Other guest OSs can be used with Oracle VirtualBox, but only qualify for limited support. Therefore, resolution of customer issues for such guest OSs cannot be assured.

The virtual hardware determines the choice of guest OSs available, as does the host machine. Ensure you take all aspects of VM configuration into consideration when creating a VM.

Host and Guest Combinations

Table 1-1 Host and Guest (VM) Platform Combinations Available in VirtualBox

Host Hardware Architecture Host OS (all 64 bit) Guest Virtual Hardware Architecture Guest OS
x86_64 (for example Intel or AMD)

Windows

Windows Server

macOS (requires Intel hardware)

Linux (various distributions)

Oracle Solaris

x86 and x86_64

Windows

Windows Server

Oracle Solaris

Linux (various distributions)

Arm64

Windows 11 (Experimental Feature)

macOS (requires Apple silicon hardware)

Arm64

Linux (various distributions)

Windows 11

Guest OSs That Run on x86_64 Hosts

The following table shows the Guest OSs that run on hosts with an x86_64 processor and the tier of Oracle support offered for each. See also Guest OSs That Run on Arm64 Hosts.

Table 1-2 Windows (x86_64), Linux (x86_64), macOS (x86_64), Solaris (x86_64) Hosts Will Run VMs with These OSs

Guest Operating System (all x86) Oracle Support Available
Windows 11 (64-bit). Released versions only. Premier
Windows 10 (32-bit and 64-bit).
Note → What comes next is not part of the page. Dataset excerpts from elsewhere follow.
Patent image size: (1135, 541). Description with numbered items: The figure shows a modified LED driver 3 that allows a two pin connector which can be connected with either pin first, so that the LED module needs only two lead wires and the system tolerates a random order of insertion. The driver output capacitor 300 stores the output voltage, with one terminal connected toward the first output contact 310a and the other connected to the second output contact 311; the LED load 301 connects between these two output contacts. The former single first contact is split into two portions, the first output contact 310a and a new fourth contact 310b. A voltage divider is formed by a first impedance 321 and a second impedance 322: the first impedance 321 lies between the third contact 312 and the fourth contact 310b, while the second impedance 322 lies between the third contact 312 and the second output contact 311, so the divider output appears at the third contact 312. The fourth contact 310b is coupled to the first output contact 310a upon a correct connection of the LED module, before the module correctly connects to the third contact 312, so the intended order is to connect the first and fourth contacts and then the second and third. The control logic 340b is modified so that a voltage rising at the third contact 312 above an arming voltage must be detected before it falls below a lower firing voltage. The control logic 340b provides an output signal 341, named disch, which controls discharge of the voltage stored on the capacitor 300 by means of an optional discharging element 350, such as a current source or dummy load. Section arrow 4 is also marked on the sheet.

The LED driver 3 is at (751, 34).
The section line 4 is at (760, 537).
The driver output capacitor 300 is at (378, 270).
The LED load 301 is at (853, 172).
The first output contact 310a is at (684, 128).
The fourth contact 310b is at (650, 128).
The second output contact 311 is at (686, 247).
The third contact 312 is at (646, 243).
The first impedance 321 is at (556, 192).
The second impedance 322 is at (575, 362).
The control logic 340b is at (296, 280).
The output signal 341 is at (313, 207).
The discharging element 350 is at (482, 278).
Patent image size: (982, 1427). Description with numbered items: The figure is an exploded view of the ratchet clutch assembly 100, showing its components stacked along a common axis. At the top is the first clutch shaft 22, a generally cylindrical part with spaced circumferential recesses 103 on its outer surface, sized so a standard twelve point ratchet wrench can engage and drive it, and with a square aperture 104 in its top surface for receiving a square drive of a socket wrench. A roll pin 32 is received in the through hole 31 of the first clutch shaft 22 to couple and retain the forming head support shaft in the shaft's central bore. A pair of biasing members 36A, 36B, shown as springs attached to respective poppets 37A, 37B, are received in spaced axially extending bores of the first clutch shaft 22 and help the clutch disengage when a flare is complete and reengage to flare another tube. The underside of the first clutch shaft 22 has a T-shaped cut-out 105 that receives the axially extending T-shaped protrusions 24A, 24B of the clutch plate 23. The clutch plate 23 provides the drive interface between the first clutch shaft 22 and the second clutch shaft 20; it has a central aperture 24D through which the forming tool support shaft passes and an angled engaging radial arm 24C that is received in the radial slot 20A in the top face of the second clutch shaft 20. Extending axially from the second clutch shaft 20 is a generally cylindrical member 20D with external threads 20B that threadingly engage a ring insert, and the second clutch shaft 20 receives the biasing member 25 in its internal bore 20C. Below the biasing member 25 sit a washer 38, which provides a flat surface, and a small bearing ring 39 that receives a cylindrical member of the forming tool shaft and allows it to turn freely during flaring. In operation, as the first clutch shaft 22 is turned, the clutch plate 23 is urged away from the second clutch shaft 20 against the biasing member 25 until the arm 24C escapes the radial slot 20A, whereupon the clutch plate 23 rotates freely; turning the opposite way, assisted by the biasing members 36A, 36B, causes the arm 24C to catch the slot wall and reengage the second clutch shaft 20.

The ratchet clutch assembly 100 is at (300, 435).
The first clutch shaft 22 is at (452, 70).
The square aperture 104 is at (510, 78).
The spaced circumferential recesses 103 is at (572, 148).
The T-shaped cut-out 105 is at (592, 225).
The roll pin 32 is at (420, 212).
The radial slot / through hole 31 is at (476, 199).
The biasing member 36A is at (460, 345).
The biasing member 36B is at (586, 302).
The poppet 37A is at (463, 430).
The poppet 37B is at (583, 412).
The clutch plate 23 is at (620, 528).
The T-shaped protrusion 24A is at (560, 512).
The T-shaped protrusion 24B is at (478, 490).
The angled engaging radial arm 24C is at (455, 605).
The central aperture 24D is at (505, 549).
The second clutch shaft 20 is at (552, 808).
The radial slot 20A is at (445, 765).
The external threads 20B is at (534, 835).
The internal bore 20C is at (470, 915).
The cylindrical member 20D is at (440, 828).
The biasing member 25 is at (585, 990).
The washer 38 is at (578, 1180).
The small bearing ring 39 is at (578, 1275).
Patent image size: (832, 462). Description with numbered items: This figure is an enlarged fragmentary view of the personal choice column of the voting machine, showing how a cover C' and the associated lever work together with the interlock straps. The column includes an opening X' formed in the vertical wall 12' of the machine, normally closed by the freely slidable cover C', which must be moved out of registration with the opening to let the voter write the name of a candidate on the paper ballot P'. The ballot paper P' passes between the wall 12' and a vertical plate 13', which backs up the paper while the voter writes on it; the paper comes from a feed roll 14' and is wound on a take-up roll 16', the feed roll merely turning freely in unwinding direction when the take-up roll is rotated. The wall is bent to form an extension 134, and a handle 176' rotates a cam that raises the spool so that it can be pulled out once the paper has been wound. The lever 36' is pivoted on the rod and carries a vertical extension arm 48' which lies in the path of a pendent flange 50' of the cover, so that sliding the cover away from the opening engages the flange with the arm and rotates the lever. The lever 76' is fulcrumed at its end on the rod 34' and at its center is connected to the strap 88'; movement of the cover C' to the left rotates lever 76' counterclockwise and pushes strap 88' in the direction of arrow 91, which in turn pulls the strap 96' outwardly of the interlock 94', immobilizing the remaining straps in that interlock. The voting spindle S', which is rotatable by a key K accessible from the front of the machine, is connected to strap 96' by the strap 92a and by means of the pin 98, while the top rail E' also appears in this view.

Released versions only.
Windows Server 2025 (64-bit)
Windows Server 2022 (64-bit)
Oracle Solaris 11 (32-bit and 64-bit)
Oracle Linux 10 (64-bit), Red Hat Enterprise Linux 10 (64-bit)
Oracle Linux 9 (64-bit), Red Hat Enterprise Linux 9 (64-bit)
Oracle Linux 8 (64-bit), Red Hat Enterprise Linux 8 (64-bit)
Windows 8.1 and 8 (32-bit and 64-bit) Limited
Windows 7 (32-bit and 64-bit)
Windows Vista SP2 and later (32-bit and 64-bit)
Windows XP (32-bit)
Windows Vista (32-bit)
Windows Server 2019 (64-bit)
Windows Server 2016 (64-bit)
Windows Server 2012 and 2012 R2 (64-bit)
Windows Server 2008 and 2008 R2 (32-bit and 64-bit)
Windows Server 2003 (32-bit and 64-bit)
Oracle Solaris 10 8/11 Update 10 and later (32-bit and 64-bit)
Oracle Linux 7 (64-bit), Red Hat Enterprise Linux 7 (64-bit)
Oracle Linux 6 (32-bit and 64-bit), Red Hat Enterprise Linux 6 (32-bit and 64-bit)
Oracle Linux 5 (32-bit and 64-bit), Red Hat Enterprise Linux 5 (32-bit and 64-bit)
Ubuntu 24.10 LTS (Oracular Oriole) (64-bit)
Ubuntu 24.04 LTS (Noble Numbat) (64-bit)
Ubuntu 22.04 LTS (Jammy Jellyfish) (64-bit)
Ubuntu 20.04 LTS (Focal Fossa) (64-bit)
Ubuntu 18.04 LTS (Bionic Beaver) (64-bit)
Ubuntu 16.04 LTS (Xenial Xerus) (32-bit and 64-bit)
Ubuntu 14.04.5 LTS (Trusty Tahr) (32-bit and 64-bit)
SUSE Linux Enterprise Server 15 (64-bit)
SUSE Linux Enterprise Server 12 (64-bit)
OS/2 Warp 4.5

Guest OSs That Run on Arm64 Hosts

The following table shows the Guest OSs that run on hosts with an aarch64 processor and the tier of Oracle support offered for each. See also Guest OSs That Run on x86_64 Hosts.

Table 1-3 Arm64 Hosts Will Run VMs with These OSs

Guest Operating System (all 64-bit Arm) Oracle Support Available
Windows 11 (64-bit). Released versions only. Premier (macOS hosts only)
Oracle Linux 10, Red Hat Enterprise Linux 10
Oracle Linux 9, Red Hat Enterprise Linux 9
Oracle Linux 8, Red Hat Enterprise Linux 8
Oracle Linux 7, Red Hat Enterprise Linux 7 Limited
Debian 12
Debian 11
Ubuntu 24.10 LTS (Oracular Oriole)
Ubuntu 24.04 LTS (Noble Numbat)
Ubuntu 22.04 LTS (Jammy Jellyfish)
Ubuntu 20.04 LTS (Focal Fossa)
Ubuntu 18.04 LTS (Bionic Beaver)
SUSE Linux Enterprise Server 15
SUSE Linux Enterprise Server 12

64-bit Guests

Note:

Be sure to enable I/O APIC for virtual machines that you intend to use in 64-bit mode. This is especially true for 64-bit Windows VMs. See Motherboard Tab. For 64-bit Windows guests, ensure that the VM uses the Intel networking device because there is no 64-bit driver support for the AMD PCNet card. See Virtual Networking Hardware.

If you use the Create VM process in Oracle VirtualBox Manager, Oracle VirtualBox automatically uses the correct settings for each selected 64-bit OS type. See Creating a New Virtual Machine.